Если бы Финуа мог оставаться беспристрастным, он обратил бы внимание на тон Брюшо. Это был тон человека, который с удивлением обнаруживает для себя очевидность, которую до этого не допускал и в мыслях. Но Финуа было уже не до этих тонкостей.
Вопрос его прозвучал грубо:
— Тогда почему вы посягали на его авторитет, почему вышучивали его имя, да еще в присутствии младших по званию? Да-да, сегодня утром, на телефонной станции!
— Я был раздражен его опозданием. Я забылся. Я знаю это и сожалею о случившемся, как никто другой. Если в этом нет особой необходимости, я был бы весьма признателен вам, если мы прекратим этот разговор. Мои слова ничего не меняют в моем к нему отношении.
— Что ж, месье. Не говорите мне такого, о чем потом можете пожалеть. Признайте же, что у вас с ним не все шло гладко.
— Я настаиваю на том, что сказал, комиссар. А еще добавлю, что Дюбуа и я были унтер-офицерами в одном батальоне, на Марне. Нас вместе произвели в лейтенанты, в Шампани, в 1915-м. После Вердена…— Голос Брюшо стал хриплым. После Вердена нас осталось только двое из командного состава нашего батальона 1914 года. И вот…
В первый раз после прибытия полицейских чинов стало так тихо, что шум снаружи проник в помещение: можно было различить гул цеха, где-то хлопнула дверь, в коридоре послышались удаляющиеся шаги, их размеренный ритм стихал, становился глуше, но, казалось, длился бесконечно.
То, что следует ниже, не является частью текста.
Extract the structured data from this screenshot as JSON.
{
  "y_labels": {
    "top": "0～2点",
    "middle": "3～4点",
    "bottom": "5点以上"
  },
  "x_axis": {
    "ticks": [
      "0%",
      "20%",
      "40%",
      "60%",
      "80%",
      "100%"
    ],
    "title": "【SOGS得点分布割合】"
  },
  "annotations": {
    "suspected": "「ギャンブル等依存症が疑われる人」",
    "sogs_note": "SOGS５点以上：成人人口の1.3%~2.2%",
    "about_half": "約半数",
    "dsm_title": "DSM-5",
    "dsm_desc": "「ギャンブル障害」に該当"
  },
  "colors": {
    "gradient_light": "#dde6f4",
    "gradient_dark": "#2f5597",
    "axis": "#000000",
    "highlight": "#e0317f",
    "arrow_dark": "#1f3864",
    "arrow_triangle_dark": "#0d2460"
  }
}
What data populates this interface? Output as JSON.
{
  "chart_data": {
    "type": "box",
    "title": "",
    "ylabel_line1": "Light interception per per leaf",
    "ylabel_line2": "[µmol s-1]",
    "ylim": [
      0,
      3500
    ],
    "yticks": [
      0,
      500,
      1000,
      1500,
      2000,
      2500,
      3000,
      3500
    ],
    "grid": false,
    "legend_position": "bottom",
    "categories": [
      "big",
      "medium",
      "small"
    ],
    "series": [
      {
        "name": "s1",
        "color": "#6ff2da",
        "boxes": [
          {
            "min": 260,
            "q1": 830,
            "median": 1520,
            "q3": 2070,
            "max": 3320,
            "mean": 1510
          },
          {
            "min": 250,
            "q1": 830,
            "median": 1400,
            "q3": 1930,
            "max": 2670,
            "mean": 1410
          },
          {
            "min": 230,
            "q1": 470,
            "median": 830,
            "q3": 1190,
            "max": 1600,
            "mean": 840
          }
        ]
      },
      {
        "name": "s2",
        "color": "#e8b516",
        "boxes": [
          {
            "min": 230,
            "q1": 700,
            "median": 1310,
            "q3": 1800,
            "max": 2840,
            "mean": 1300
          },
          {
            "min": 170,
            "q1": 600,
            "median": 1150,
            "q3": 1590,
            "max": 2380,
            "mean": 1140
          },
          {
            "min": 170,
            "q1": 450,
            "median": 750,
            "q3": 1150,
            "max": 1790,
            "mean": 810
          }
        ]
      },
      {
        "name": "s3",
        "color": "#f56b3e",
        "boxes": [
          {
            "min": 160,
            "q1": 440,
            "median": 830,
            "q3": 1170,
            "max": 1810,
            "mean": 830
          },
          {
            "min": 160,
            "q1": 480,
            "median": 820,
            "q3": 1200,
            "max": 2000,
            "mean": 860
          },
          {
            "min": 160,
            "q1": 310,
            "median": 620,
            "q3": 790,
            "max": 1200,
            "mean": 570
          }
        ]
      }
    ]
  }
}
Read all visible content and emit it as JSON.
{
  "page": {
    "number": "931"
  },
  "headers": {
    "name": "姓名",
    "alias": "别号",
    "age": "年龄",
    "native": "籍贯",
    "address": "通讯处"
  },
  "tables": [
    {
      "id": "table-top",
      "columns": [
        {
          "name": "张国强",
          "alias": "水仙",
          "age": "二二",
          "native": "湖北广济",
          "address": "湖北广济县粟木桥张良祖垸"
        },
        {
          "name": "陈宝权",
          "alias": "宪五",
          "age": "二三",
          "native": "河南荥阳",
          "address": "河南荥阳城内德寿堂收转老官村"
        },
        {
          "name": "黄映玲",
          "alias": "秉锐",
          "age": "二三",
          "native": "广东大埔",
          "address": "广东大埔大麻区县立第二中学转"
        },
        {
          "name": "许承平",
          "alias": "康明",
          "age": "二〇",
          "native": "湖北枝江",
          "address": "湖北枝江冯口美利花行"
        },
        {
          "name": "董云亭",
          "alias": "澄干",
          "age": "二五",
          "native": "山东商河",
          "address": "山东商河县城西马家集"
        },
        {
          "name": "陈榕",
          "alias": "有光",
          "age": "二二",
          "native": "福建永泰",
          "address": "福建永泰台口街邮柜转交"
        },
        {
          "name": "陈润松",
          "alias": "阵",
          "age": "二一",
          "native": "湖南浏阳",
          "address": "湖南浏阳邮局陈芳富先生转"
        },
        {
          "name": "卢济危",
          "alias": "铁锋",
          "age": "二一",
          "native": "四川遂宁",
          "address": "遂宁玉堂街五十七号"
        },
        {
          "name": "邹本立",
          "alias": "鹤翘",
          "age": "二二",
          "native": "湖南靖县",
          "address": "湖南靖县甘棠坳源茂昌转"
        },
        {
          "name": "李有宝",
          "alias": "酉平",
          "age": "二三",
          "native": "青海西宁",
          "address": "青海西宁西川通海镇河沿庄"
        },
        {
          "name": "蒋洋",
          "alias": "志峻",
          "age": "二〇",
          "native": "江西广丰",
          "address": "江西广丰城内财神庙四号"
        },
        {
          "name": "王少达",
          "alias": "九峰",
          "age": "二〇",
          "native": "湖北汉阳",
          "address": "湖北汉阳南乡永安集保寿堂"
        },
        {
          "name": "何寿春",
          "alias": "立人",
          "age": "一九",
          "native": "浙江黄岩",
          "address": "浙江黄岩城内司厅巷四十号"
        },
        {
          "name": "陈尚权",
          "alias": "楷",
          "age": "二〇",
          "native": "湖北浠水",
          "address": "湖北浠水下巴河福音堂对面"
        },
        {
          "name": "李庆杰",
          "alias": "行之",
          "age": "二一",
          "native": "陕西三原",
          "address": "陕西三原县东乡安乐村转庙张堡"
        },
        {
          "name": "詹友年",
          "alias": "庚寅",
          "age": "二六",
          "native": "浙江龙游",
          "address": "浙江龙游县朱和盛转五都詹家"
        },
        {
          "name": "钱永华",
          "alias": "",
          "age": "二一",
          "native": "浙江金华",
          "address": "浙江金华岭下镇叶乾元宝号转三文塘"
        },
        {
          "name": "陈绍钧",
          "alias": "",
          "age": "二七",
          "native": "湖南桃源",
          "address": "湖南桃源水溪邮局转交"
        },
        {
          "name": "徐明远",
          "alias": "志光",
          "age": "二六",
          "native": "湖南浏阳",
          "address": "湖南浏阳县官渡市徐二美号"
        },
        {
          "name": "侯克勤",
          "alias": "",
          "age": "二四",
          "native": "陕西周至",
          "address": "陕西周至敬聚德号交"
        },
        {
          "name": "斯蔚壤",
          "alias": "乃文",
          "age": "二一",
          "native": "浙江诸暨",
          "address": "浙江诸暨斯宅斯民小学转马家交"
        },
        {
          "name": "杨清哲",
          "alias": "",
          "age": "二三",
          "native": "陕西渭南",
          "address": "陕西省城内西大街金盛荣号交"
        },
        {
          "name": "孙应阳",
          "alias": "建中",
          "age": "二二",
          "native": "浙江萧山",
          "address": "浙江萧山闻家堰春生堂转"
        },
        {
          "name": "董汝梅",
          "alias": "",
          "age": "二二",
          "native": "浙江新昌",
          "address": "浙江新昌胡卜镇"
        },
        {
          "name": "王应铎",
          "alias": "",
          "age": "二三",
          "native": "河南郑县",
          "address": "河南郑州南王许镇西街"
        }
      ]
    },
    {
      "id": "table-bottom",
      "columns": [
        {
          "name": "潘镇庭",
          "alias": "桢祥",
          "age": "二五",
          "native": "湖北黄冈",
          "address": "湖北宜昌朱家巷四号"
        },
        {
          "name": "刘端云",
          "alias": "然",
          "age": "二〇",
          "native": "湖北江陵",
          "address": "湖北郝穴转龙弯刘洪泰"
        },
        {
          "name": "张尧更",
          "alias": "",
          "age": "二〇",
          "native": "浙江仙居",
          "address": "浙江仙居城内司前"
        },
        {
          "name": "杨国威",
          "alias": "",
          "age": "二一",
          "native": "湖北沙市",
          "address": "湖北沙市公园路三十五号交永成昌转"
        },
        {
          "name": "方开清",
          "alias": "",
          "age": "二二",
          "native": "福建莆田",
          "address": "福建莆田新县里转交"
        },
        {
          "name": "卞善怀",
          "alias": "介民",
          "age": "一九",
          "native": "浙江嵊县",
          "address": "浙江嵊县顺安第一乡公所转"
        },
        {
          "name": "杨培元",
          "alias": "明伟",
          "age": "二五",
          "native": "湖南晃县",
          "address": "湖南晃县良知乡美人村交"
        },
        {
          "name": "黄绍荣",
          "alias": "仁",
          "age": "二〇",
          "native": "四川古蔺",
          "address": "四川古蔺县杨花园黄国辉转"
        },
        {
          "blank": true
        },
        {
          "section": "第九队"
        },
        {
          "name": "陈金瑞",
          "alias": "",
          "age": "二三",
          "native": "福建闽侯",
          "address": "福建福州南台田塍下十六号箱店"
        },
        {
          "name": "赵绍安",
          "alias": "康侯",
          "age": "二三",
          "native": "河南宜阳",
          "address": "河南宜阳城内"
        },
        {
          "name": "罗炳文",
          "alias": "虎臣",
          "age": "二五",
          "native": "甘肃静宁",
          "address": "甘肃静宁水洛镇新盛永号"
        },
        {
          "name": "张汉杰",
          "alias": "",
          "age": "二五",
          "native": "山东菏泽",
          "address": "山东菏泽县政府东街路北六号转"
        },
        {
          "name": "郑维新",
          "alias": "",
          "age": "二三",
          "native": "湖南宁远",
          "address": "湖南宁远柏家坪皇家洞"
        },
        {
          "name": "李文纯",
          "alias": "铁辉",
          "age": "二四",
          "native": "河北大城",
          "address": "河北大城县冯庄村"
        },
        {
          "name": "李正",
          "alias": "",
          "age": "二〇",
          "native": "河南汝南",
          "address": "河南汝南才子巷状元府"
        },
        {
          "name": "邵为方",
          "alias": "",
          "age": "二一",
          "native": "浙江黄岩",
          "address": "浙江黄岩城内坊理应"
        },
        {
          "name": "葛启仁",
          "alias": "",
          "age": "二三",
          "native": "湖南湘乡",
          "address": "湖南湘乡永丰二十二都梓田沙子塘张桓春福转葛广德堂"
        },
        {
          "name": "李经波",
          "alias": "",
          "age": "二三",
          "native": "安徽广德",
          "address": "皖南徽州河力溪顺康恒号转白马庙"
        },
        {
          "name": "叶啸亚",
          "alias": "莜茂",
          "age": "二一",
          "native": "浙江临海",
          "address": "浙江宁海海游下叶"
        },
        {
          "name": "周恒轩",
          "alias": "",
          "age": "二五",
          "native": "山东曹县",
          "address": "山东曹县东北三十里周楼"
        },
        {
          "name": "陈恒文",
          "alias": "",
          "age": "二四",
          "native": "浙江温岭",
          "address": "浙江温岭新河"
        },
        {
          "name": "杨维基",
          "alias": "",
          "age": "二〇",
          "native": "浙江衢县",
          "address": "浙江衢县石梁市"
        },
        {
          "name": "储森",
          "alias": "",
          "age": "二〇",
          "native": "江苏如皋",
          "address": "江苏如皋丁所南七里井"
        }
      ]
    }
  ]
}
Почти робко, по крайней мере так было первые несколько минут, Финуа продолжил свой допрос. Он упорствовал. Но на все вопросы, коварные или прямолинейные, то нарочито доверительные, то театрально угрожающие, Брюшо отвечал выводящими из терпения смирением и твердым спокойствием, без всяких криков и сцен.
По спазмам в желудке, приученном за сорок лет спокойной жизни к строгому распорядку, следователь понял, что день клонится к вечеру. Он достал часы — было ровно восемь — и произнес:
— Надо заканчивать. На сегодня хватит. Продолжим завтра.
Вернулись оба инспектора. Первый заблудился в коридорах, но оружия не обнаружил. Это никого не удивило. Второй тоже не смог доложить ничего интересного. Ни на добротном деревянном шкафу, ни на ключе, ни на замке никаких ценных отпечатков не оказалось.
Полицейские провели последнее совещание на КП Брюшо. Финуа во что бы то ни стало хотел добиться немедленного ареста капитана.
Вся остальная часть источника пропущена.